According to Penn State’s Workforce Education and Development Initiative, production of natural gas in the Marcellus Shale will bring increased revenue and new jobs. Gross state product would increase by more than $500 million a year. For every $1 billion in royalty income paid to Pennsylvania residents, nearly 8,000 jobs will be created annually. The economic benefits will have a rippling effect across the state, providing money for new businesses, schools and roads.

Business and government leaders in central Pennsylvania think it could be the biggest economic development they have ever seen.

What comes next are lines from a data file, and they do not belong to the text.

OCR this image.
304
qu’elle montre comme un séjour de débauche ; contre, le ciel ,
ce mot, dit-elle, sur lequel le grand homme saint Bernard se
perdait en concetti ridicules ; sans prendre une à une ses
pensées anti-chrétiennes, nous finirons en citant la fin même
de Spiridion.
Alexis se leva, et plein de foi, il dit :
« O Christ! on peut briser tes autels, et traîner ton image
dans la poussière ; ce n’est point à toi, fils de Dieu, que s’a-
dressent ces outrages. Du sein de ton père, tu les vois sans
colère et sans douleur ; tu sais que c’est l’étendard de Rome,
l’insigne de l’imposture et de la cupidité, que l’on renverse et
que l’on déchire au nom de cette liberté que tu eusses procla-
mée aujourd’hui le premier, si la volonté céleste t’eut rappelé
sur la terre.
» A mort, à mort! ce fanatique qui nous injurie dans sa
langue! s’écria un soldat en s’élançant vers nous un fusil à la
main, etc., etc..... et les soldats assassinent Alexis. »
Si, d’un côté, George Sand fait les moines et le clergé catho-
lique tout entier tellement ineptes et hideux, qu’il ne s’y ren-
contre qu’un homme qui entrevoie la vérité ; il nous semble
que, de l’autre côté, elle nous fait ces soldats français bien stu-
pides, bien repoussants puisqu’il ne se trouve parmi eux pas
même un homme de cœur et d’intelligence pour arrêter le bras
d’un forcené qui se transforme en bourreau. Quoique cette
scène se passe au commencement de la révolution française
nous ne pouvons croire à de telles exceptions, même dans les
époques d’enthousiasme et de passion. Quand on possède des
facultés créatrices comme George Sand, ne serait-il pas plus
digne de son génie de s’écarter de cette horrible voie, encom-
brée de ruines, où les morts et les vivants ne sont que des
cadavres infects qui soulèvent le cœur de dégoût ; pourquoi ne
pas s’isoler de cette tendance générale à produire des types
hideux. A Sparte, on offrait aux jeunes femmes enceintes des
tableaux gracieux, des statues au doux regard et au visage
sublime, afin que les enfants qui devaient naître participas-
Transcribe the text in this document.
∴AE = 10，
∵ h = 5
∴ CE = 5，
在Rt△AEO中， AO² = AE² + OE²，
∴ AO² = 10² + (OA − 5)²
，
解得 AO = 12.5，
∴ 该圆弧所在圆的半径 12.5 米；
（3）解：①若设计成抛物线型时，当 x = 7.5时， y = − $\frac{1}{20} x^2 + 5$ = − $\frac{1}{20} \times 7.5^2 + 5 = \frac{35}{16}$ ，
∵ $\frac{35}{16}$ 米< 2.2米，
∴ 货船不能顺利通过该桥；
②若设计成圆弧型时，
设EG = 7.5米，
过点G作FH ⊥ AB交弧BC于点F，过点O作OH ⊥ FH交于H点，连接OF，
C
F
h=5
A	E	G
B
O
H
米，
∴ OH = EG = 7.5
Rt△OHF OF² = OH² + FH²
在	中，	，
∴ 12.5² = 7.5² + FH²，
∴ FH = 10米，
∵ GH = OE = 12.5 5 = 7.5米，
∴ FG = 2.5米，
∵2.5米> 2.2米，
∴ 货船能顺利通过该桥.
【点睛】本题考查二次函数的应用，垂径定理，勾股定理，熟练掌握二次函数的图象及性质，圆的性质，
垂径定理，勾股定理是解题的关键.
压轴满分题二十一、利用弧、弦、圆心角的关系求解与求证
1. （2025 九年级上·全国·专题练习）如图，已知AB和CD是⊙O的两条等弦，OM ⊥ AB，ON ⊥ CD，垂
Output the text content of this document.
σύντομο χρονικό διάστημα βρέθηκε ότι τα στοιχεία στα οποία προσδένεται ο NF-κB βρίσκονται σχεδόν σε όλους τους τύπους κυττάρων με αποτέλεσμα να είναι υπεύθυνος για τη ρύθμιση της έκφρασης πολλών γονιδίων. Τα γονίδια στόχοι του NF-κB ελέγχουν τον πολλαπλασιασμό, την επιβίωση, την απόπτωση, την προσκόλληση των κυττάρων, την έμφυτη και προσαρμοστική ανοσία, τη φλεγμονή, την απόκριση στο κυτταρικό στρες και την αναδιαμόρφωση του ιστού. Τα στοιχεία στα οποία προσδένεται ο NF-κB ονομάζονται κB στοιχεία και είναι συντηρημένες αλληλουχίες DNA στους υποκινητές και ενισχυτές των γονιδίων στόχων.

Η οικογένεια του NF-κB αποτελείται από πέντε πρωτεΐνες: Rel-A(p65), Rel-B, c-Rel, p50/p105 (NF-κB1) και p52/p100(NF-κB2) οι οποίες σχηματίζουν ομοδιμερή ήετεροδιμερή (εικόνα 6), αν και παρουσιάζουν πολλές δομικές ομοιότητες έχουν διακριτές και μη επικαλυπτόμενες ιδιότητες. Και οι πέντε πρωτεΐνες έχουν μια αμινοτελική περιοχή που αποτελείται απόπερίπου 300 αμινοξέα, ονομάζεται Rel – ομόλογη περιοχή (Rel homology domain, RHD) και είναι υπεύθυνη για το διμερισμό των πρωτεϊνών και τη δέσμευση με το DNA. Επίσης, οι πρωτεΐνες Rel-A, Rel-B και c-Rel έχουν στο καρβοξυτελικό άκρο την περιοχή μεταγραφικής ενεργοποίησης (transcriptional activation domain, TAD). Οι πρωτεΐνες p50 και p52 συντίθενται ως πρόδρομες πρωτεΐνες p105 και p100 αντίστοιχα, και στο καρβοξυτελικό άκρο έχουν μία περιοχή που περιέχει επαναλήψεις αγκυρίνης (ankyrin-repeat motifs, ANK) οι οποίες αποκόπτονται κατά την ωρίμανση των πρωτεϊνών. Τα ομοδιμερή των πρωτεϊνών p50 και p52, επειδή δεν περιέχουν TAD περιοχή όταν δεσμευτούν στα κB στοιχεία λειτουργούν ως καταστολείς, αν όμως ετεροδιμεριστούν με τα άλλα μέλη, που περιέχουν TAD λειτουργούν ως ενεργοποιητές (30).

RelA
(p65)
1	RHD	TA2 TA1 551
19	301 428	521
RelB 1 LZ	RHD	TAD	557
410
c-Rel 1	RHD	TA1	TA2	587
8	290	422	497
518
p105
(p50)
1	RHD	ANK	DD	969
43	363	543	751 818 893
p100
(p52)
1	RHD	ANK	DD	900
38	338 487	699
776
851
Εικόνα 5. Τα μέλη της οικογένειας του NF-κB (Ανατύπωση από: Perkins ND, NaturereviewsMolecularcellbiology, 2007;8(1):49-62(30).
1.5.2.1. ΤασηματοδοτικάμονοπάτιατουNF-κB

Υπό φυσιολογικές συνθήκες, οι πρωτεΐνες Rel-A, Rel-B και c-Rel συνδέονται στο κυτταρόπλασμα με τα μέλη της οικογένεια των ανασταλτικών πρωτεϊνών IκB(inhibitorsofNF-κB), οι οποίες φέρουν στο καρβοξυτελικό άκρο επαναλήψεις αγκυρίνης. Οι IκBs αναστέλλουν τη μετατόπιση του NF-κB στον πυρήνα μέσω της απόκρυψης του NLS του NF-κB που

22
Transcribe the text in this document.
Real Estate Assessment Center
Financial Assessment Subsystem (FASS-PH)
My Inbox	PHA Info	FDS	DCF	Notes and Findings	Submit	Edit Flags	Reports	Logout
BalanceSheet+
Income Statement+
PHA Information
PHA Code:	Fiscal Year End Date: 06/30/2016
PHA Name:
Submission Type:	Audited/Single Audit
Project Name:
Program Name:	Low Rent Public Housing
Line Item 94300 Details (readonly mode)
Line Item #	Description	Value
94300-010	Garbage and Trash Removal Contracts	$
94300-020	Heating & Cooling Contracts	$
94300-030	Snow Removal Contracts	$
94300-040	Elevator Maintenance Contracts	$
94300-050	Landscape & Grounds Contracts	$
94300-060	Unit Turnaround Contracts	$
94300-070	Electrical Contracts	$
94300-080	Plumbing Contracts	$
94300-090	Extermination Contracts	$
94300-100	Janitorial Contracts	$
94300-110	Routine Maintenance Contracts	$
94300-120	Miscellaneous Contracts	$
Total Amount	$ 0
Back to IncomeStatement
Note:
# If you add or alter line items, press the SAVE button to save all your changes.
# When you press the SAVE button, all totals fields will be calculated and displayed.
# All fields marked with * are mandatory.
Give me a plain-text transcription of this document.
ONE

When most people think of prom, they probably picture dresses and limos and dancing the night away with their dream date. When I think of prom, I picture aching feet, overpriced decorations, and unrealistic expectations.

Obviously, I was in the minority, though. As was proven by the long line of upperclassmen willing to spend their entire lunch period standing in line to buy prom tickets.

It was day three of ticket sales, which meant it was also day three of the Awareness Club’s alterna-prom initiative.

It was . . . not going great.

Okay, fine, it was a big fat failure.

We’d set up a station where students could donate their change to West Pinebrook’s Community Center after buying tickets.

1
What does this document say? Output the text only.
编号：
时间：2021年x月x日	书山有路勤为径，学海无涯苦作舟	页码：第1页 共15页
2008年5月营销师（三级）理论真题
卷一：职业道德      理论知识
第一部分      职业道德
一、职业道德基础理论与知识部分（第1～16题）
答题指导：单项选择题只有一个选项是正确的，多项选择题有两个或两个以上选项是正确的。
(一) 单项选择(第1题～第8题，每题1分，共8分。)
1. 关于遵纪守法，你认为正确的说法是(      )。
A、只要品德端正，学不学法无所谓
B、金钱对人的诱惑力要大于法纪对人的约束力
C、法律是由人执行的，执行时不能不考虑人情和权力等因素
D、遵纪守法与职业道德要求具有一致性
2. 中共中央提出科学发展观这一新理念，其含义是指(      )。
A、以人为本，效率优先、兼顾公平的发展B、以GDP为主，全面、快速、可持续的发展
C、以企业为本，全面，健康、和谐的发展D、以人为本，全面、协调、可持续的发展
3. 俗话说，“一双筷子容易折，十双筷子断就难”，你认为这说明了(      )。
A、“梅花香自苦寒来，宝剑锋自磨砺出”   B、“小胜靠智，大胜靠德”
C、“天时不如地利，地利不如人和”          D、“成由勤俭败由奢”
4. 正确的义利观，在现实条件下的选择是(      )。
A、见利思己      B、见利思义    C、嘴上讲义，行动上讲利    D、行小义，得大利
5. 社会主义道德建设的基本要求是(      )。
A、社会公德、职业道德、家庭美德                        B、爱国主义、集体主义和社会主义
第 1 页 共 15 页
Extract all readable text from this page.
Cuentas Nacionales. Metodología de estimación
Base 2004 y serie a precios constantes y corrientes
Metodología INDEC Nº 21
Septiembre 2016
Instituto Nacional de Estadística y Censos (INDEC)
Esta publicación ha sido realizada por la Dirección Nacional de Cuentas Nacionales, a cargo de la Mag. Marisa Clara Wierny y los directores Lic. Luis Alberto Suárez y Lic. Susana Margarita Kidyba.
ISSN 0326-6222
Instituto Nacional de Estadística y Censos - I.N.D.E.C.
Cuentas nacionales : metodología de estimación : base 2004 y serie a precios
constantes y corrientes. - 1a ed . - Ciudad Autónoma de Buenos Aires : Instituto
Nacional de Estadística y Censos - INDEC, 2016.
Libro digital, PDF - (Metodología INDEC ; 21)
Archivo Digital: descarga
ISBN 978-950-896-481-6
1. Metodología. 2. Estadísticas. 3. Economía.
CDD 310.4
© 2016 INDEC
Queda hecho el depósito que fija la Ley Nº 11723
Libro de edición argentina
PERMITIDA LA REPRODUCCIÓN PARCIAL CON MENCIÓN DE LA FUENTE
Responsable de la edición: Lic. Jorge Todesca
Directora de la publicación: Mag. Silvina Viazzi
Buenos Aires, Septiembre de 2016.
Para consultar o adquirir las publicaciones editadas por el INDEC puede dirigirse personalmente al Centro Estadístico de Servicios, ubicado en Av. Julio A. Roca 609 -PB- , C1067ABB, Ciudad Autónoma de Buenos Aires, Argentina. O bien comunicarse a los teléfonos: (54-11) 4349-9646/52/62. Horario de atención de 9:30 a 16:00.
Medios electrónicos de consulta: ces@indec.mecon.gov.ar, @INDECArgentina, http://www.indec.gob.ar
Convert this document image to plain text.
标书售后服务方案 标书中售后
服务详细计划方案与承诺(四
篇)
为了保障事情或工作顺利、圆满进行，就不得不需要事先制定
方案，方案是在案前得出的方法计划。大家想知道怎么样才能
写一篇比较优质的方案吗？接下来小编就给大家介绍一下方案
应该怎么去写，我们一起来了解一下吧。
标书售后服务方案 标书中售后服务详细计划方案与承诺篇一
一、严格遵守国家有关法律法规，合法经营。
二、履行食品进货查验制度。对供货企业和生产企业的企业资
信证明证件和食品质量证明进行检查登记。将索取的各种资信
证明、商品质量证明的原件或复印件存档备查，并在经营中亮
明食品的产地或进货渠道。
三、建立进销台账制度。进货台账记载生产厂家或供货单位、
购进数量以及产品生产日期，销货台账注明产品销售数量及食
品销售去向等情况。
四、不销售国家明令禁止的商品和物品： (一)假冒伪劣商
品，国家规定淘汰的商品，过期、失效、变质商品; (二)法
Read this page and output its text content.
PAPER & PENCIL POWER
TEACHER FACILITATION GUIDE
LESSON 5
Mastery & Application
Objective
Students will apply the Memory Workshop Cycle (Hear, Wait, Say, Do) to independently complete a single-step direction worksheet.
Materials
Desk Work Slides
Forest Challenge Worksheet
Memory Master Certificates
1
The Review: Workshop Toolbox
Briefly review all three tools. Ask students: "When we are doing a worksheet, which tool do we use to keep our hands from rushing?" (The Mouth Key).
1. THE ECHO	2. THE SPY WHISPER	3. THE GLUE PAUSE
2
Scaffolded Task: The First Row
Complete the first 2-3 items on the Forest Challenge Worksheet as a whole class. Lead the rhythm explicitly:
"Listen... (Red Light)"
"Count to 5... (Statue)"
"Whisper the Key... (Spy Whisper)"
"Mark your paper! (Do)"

The personal income gas production will generate is expected to translate into more purchases of goods, increasing the output of Pennsylvania industries and improving the income of state workers, which in turn attracts more workers to the state.

And many of the counties in Pennsylvania who will directly benefit from drilling are the same counties that desperately need the help. Unemployment figures in some Pennsylvania counties are as high as 13.9 percent.

Production of gas in the Marcellus Shale is a winning opportunity across the board. Tapping this great underground treasure is good for America and good for the environment. Natural gas is one of the cleanest fuel choices for electricity and transportation. It creates no harmful greenhouse gases, reduces air pollution and improves air quality.

Shale drilling is a safe, effective and environmentally sound way to collect the energy that is literally under our feet. It uses advanced technology to release gas trapped in the shale beds found deep underground – gas previously not economical to tap.

To remove the natural gas, a drill is sent straight down a mile underground and then turned to drill horizontally into the shale. Water and sand is pumped into the well, causing small fractures to release the gas and allowing it to be collected through a system of pipes that take the gas to needed markets.

I do not believe those who urge Pennsylvania not to drill because it will damage the environment. I believe those groups are fundamentally opposed to any drilling anywhere, no matter how safe.

I am confident that state regulators have put in place the protections necessary to ensure that water resources are protected. I also believe that the energy industry’s investment of time – crisscrossing the state to meet with local community groups and state officials – is a sincere effort to address concerns that the state’s natural resources are cared for.

Pennsylvania cannot afford to delay gas production any longer. As winter approaches and energy prices remain high, Americans need relief and Pennsylvania needs the jobs and extra income. The Marcellus Shale runs across several states. We should not allow our state to be left behind.

Guest Columnist Louis D’Amico is Executive Director of the Independent Oil & Gas Association of Pennsylvania.